Cold Mountain

The Civil War is slowly coming to a close, and Inman dreams of returning home to Cold Mountain, North Carolina, where Ada Monroe waits for him. It's been a few years since they last laid eyes on each other, and what began as potential love is now a deep-rooted need and desire for one another. These themes of love, along with those of hatred and war are exactly what director Anthony Minghella (The Talented Mr. Ripley, The English Patient) always finds himself drawn to. Here, he adapts Charles Frazier's Cold Mountain, a National Book Award winner and fan favorite. The core of Cold Mountain is a love story that is not quite there, gutting some of the rest of the film, which is told from two points of view. Inman (Jude Law, Road to Perdition, A.I.), a Confederate soldier, decides to desert and travel home, while at Cold Mountain, Ada (Nicole Kidman, The Human Stain, The Hours) tries to survive living on a farm.

Inman's journey is more compelling. He is going through his own Odyssey, trying to hide from locals who are apt to shoot deserters and meeting all sorts of characters (which translates to a slew of big name actors in small roles) along the way. At the core of the film is the love between Ada and Inman. The hard part in dealing with this is that they were never really in love to begin with. The war started before anything substantial could happen. Minghella portrays their desire for one another as something deep, almost primal. They know they need each other, and their mutual need is what drives Cold Mountain forward. Inman's love of Ada is almost all that keeps him alive. He slogs forward with severe injuries, relying on the kindness of strangers to point the way home.

Ada is in a similarly tenuous position. She was raised in Charleston, but her father (Donald Sutherland, The Italian Job, Final Fantasy: The Spirits Within) moved out to Cold Mountain for his health, but died, leaving Ada to tend to a farm that she knows nothing about. She is a city girl with absolutely no knowledge of the country, too proud to accept help from her neighbor Sally Swanger (Kathy Baker, Assassination Tango, The Glass House). Salvation comes in the form of Ruby (Renee Zellweger, Down With Love, Chicago), a headstrong woman who is Ada's opposite in nearly every way. Her father abandoned her as a child, forcing her to learn everything she could. She is headstrong, crass, and agrees to help Ada with the farm only if Ada treats her as an equal.

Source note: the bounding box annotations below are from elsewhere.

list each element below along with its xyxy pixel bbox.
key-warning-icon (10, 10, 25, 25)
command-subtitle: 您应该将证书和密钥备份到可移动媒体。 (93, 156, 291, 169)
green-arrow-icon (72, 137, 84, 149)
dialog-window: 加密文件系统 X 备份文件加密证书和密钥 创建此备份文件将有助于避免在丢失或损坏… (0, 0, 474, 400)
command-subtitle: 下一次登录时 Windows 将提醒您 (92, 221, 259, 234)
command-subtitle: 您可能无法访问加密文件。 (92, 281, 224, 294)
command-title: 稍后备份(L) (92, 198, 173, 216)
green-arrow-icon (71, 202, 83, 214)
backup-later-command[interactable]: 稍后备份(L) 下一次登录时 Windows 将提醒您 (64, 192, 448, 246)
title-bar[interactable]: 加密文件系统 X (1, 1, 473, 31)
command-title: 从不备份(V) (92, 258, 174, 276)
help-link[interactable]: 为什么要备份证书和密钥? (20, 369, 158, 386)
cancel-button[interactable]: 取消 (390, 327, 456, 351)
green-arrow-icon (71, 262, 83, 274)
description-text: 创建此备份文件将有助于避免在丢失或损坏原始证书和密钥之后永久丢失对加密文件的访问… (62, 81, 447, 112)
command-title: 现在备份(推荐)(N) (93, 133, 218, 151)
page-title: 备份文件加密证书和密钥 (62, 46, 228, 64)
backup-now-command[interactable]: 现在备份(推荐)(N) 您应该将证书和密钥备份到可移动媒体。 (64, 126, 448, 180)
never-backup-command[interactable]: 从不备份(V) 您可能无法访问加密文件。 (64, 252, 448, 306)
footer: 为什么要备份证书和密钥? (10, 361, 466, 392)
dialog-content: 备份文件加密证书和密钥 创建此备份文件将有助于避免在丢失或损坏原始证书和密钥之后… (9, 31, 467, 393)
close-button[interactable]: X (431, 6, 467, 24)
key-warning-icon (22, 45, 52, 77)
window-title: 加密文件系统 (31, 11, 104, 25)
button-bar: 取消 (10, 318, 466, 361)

One of the reasons for the novel's popularity was how it idealized Cold Mountain and the surrounding region. Inman longed for both Ada and his home. Minghella was able to find beautiful surroundings not in North Carolina, but in Romania of all places. He successfully translates Frazier's words onto the screen, with lush, rolling hills and beautiful surroundings. Cold Mountain is paradise, so much more so than where Inman currently is. Minghella focuses up close on the battle scenes, showing how cramped and chaotic the environs are. Every director these days wants to show the audience that war is hell, but Minghella clearly conveys Inman's sense of horror at everything happening around him. It only makes sense that Minghella has so much time to focus on the surroundings. They play an important part in the development of the characters, and there is so little screen time where Law and Kidman are together.

This is Cold Mountain's main weakness. How can there be a love story when the two people are almost never together? Flashbacks where Ada and Inman are together help establish the story, but one needs more. The separation, especially long given the running time, begins to drag near the middle of the film. Law stumbles his way through the film, as he should, given the state of his character. All of the people he meets, including Philip Seymour Hoffman, Natalie Portman, Melora Walters, Eileen Atkins, Jena Malone, Giovanni Ribisi, and others outshine him because they have so much personality. On the other hand, they are one-note characters who are on screen for sometimes minutes before moving on. Zellweger's purpose is for comic relief, and again, it falls upon Kidman to anchor the film. And she does. Kidman again, is absolutely riveting. Ada at the beginning of the film, when by herself, is timid, scared, and unsure of herself. Kidman's appearance is disheveled, and her actions match. As Ruby appears and begins teaching Ada, Kidman's performance changes to match Ada's newfound knowledge and sense of independence. She is more sure of herself, stands taller, and the color returns to her face. At the end of the film, she is planting crops and firing rifles with determination. She has found the home that Inman is longing for. Kidman is mesmerizing to watch, again proving why she earned a well-deserved Academy Award last year, and at the very least, deserves another nomination this year.

Haro Rates It: Okay.
2 hours, 35 minutes, Rated R for violence and sexuality.